Contrariamente a una stampa francese unanimemente entusiasta, non mi piace la retrospettiva di Robert Mappelthorpe del Grand palais di Parigi.

A differenza di quanto è successo in Italia, in Germania, nel Regno Unito e in Spagna, in Francia abbiamo dovuto aspettare un quarto di secolo dalla morte dell’artista perché un museo presentasse il suo lavoro. Certo l’esposizione è prestigiosa, a partire dal luogo che la ospita. Duecentocinquanta opere, magnifici pezzi unici, stampe raffinate, una scenografia elegante, un’illuminazione sofisticata. Insomma, bello, ben fatto, rispettabile. Anche troppo.

Cominciando (perché?) dagli ultimi anni e disperdendo qua e là gli autoritratti (un

ensemble in sé), l’insieme è scientificamente poco serio. Questa celebrazione patinata fa dimenticare, nasconde o rende incomprensibile un lavoro che fu una continua sfida alle convenzioni, una celebrazione dell’amore, del piacere, del sesso, della differenza, del diverso.

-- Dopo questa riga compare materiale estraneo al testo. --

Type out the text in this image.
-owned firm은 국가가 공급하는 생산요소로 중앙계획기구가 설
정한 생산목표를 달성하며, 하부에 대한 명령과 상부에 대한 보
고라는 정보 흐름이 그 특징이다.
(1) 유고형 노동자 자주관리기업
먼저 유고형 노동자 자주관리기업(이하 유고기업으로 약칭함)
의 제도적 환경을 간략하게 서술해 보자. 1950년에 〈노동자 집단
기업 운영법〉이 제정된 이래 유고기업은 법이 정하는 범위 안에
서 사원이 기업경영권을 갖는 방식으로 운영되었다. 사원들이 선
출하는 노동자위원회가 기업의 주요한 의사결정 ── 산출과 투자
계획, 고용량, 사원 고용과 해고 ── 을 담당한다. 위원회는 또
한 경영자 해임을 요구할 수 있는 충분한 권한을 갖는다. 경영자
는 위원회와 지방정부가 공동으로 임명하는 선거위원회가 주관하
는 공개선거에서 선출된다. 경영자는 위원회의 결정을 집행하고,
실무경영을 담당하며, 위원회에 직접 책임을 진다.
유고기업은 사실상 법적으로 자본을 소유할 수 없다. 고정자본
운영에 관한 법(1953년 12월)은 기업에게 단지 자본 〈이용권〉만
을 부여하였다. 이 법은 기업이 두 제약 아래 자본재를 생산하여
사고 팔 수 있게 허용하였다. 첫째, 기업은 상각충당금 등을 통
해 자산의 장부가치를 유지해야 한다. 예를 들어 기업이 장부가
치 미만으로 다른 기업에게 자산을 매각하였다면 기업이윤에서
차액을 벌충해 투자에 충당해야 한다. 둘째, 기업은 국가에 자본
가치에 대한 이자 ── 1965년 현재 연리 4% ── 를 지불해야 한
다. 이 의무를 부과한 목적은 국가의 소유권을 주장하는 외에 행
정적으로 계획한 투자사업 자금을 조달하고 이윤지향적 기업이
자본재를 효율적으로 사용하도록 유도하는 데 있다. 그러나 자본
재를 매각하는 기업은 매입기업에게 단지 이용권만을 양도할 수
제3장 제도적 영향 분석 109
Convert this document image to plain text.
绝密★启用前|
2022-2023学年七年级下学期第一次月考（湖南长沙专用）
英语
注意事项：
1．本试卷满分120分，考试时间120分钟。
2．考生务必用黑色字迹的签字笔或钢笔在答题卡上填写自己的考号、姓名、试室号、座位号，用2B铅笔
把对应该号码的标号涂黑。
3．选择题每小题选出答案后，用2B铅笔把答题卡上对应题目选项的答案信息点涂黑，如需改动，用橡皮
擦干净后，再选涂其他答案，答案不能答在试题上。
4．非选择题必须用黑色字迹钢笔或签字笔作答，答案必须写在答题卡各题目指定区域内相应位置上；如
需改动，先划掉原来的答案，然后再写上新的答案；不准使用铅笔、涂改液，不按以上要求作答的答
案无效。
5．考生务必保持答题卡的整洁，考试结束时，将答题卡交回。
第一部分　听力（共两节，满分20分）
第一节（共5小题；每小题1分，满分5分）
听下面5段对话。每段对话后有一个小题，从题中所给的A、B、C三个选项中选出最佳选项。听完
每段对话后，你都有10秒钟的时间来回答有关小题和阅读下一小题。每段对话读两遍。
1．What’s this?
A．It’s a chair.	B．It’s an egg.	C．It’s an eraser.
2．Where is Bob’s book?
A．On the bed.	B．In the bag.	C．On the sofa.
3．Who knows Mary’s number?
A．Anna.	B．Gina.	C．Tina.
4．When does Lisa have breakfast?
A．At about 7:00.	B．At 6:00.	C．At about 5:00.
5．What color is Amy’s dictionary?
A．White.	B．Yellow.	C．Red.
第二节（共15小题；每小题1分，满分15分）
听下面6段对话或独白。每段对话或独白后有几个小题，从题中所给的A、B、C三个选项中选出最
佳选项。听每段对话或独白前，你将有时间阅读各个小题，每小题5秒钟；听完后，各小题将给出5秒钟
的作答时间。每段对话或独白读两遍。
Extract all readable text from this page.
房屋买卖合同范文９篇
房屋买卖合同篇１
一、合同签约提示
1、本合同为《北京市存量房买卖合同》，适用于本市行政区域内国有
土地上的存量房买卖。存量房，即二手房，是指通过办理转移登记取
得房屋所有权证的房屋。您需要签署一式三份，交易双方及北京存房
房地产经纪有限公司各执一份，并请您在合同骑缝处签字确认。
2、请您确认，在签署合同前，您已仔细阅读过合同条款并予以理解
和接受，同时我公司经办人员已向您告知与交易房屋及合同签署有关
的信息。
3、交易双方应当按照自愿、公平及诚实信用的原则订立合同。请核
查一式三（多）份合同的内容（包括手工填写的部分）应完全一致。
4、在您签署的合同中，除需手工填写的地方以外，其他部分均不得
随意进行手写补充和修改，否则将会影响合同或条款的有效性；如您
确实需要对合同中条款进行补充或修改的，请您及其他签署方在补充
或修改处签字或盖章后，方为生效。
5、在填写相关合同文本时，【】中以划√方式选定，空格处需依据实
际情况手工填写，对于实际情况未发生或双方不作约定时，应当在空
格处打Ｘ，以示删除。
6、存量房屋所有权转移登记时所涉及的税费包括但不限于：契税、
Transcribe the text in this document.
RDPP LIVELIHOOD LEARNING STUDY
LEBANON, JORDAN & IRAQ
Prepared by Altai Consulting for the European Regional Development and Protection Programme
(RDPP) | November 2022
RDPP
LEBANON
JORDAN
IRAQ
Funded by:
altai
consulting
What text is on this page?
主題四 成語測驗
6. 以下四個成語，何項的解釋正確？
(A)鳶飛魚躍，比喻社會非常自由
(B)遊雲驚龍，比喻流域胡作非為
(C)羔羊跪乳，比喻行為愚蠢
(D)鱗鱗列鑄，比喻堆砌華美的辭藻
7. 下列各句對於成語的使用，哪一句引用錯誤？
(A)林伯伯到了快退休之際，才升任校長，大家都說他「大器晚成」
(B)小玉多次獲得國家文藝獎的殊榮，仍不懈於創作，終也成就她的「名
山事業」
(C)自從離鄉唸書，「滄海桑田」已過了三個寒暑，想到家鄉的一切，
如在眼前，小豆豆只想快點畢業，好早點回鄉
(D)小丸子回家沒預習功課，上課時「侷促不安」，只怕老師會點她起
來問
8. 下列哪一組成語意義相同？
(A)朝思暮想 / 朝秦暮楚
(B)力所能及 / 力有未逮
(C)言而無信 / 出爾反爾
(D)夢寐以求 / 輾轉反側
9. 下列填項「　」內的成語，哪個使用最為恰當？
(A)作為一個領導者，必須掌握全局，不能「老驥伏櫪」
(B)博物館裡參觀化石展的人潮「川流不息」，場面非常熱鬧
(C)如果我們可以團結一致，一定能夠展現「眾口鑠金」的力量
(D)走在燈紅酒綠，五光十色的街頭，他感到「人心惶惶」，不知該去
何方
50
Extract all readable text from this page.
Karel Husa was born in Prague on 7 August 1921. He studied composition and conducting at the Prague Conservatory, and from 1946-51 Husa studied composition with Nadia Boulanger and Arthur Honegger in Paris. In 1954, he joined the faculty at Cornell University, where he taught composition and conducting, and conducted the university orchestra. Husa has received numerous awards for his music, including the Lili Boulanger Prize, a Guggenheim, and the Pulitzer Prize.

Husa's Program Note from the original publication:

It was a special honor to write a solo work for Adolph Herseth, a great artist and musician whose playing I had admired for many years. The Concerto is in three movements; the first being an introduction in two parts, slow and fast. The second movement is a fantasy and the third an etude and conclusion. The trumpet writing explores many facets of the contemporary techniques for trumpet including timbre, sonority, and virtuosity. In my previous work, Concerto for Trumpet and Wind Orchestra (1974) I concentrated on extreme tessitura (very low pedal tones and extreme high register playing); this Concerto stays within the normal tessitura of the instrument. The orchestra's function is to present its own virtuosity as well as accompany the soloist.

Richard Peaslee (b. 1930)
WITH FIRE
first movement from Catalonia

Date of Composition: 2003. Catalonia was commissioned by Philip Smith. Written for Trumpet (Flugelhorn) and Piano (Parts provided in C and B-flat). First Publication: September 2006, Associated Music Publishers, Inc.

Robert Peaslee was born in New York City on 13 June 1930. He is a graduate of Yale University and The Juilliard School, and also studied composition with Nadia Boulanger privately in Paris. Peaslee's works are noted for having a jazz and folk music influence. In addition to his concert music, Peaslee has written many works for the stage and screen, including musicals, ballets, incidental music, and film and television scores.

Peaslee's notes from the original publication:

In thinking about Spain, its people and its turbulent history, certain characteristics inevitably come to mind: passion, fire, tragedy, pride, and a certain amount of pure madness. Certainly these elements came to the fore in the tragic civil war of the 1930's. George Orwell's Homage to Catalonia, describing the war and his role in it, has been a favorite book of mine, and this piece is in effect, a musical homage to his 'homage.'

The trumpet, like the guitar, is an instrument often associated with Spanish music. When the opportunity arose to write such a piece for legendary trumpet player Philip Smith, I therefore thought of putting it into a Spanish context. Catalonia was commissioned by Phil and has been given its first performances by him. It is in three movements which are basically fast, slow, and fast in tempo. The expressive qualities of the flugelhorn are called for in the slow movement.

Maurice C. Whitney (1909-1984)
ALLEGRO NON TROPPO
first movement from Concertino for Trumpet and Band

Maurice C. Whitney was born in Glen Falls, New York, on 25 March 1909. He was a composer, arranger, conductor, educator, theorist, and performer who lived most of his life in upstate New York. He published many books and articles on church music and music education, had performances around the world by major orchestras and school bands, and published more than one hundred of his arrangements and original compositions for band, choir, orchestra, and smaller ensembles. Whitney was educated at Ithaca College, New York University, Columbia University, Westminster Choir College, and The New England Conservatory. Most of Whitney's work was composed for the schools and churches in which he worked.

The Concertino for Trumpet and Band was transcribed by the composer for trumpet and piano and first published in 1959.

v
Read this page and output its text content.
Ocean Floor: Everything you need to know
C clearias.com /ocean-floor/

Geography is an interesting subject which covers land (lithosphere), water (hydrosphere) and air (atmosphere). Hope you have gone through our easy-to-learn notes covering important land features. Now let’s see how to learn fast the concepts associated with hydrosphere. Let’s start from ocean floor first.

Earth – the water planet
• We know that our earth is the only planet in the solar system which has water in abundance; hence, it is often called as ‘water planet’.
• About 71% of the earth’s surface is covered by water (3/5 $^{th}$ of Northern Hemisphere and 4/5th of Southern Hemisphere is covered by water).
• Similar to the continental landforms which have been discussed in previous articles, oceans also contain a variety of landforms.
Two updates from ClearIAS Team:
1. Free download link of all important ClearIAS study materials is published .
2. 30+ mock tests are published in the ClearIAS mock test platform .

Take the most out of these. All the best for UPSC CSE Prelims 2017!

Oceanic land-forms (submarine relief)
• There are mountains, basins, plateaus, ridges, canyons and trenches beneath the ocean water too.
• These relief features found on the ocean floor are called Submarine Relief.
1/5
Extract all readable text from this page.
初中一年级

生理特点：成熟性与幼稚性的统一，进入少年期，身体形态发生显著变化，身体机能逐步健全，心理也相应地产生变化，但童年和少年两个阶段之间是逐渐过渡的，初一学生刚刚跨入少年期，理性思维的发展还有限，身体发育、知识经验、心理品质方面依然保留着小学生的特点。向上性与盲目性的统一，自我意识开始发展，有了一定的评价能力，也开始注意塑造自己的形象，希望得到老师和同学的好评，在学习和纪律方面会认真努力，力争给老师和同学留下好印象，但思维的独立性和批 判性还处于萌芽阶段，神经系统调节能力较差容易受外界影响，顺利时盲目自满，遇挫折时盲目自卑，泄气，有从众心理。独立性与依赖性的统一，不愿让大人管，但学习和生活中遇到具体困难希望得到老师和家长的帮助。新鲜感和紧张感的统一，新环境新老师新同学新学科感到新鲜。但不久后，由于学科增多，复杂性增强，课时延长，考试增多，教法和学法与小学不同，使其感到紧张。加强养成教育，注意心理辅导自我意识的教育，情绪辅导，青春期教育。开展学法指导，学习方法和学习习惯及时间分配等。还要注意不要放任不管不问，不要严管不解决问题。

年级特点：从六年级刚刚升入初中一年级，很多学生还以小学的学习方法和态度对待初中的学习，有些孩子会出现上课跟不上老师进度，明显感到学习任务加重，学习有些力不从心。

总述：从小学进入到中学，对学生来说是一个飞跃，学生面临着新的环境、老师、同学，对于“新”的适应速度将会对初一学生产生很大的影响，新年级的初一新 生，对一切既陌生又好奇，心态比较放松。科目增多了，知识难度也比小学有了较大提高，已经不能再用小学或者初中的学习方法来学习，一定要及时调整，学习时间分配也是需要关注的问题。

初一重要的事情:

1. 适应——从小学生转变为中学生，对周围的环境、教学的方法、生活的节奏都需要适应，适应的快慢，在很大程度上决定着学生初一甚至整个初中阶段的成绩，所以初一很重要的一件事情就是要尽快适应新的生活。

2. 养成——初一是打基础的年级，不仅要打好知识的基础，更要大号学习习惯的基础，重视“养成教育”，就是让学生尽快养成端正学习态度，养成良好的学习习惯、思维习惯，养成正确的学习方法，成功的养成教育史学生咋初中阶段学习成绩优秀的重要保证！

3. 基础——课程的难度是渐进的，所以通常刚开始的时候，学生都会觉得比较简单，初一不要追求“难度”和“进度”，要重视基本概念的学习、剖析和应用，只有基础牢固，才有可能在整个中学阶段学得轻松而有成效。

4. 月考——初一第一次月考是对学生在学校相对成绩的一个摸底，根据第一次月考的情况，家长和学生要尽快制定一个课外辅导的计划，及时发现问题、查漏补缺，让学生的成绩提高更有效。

Diventato un prodotto di consumo “benpensante” questa esposizione è quantomeno un controsenso. Forse addirittura un’affermazione delle nuove forme di convenzione, di una nuova era reazionaria mascherata. Dando spazio esagerato ai fiori a colori, si smorza l’elogio del sesso nero che avrebbe potuto offendere i borghesi. Desolante.